There are certain factors that you must keep in mind before taking a personal loan insurance.
Affordability- An extra premium amount adds to your overall expenditure and the cost of the personal loan. You need to decide whether it is financially viable to pay the entire premium amount upfront or in instalments along with the EMI. If you wish to pay in instalments make sure that your monthly budget has room for the premium amount.
Not compulsory- Though most banks that offer personal loans try to sell the insurance product it is not at all mandatory for the borrowers. One is free to decide whether he needs the insurance cover or not. For example if one has a life insurance cover of a substantially big amount, taking a separate personal loan insurance will not make sense.

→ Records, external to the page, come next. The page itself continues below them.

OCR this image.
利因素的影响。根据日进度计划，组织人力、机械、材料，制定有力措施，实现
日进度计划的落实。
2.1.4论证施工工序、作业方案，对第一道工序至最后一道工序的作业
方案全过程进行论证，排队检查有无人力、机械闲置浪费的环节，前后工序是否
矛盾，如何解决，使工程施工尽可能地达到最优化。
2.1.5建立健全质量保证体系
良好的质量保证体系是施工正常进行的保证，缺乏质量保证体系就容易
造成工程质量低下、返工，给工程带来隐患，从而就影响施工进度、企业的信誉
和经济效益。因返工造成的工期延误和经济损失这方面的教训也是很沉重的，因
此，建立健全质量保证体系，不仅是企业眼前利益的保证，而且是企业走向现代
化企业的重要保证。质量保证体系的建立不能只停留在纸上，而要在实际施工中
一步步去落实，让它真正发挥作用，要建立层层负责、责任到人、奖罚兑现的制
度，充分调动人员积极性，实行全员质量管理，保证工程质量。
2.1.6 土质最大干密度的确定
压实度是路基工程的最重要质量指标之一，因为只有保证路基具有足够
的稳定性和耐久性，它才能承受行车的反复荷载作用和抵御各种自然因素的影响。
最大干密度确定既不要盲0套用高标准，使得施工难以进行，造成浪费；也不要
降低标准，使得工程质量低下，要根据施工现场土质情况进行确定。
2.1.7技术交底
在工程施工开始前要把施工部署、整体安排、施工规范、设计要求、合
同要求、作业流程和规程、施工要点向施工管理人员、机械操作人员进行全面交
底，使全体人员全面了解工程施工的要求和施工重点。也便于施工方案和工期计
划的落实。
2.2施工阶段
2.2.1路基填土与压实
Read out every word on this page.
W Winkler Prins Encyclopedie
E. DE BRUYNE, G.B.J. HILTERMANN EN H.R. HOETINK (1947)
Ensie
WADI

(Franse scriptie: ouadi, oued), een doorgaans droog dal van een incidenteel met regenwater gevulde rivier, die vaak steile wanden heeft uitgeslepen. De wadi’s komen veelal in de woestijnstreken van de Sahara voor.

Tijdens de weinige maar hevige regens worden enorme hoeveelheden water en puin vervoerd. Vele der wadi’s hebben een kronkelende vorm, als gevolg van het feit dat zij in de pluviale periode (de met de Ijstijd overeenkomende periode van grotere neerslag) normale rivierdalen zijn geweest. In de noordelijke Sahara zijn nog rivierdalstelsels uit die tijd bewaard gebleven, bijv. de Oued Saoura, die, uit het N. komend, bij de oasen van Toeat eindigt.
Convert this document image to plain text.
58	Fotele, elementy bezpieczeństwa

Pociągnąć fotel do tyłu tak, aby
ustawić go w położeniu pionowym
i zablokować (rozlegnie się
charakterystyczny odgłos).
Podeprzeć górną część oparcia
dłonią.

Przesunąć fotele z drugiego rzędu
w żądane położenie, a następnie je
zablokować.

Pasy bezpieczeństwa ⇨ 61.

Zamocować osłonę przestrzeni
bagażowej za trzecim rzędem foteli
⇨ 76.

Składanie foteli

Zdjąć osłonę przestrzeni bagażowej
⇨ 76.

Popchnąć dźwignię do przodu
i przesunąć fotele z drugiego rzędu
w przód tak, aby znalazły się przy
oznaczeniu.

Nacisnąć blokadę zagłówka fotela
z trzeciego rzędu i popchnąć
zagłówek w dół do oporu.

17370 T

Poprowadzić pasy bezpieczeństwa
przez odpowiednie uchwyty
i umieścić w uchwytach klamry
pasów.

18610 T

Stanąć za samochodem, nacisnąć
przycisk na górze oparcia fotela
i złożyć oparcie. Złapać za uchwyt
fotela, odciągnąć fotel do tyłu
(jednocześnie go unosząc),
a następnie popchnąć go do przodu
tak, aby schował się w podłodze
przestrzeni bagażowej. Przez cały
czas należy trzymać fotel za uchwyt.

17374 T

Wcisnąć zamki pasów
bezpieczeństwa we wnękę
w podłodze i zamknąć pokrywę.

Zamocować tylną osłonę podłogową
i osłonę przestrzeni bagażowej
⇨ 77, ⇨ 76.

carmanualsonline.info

Weigh different options- After a comparison of different personal loan offers borrowers usually ignore the fact that they need to weigh the insurance plans offers too in order to choose the best option. They make an instant last minute purchase of whatever plan the bank suggests. But buying a plan without doing your homework may turn out to be costly affair. The premium rate may be higher than other alternative options. The terms and conditions associated with it might not be the most favourable. For example if the plan does not cover certain situations like a job loss you will not benefit from the insurance in case of such an event. Make sure you understand what the insurance covers and what it doesn’t, including temporary or permanent disability, accidental or natural death etc.
Foreclosure clause- If you foreclose the loan before the tenure ends, you lose the protection offered by the insurance. Find out whether you will get a refund of the premium amount, if you had paid the entire amount upfront.
The personal loan interest rate as well as the premium on the insurance depends on the credit health of the borrower. If a person has a very good credit history, the rates will be less. But if the borrower has taken a personal loan with low CIBIL score, it will be a costly deal as both the insurance as well as premium amount will be high.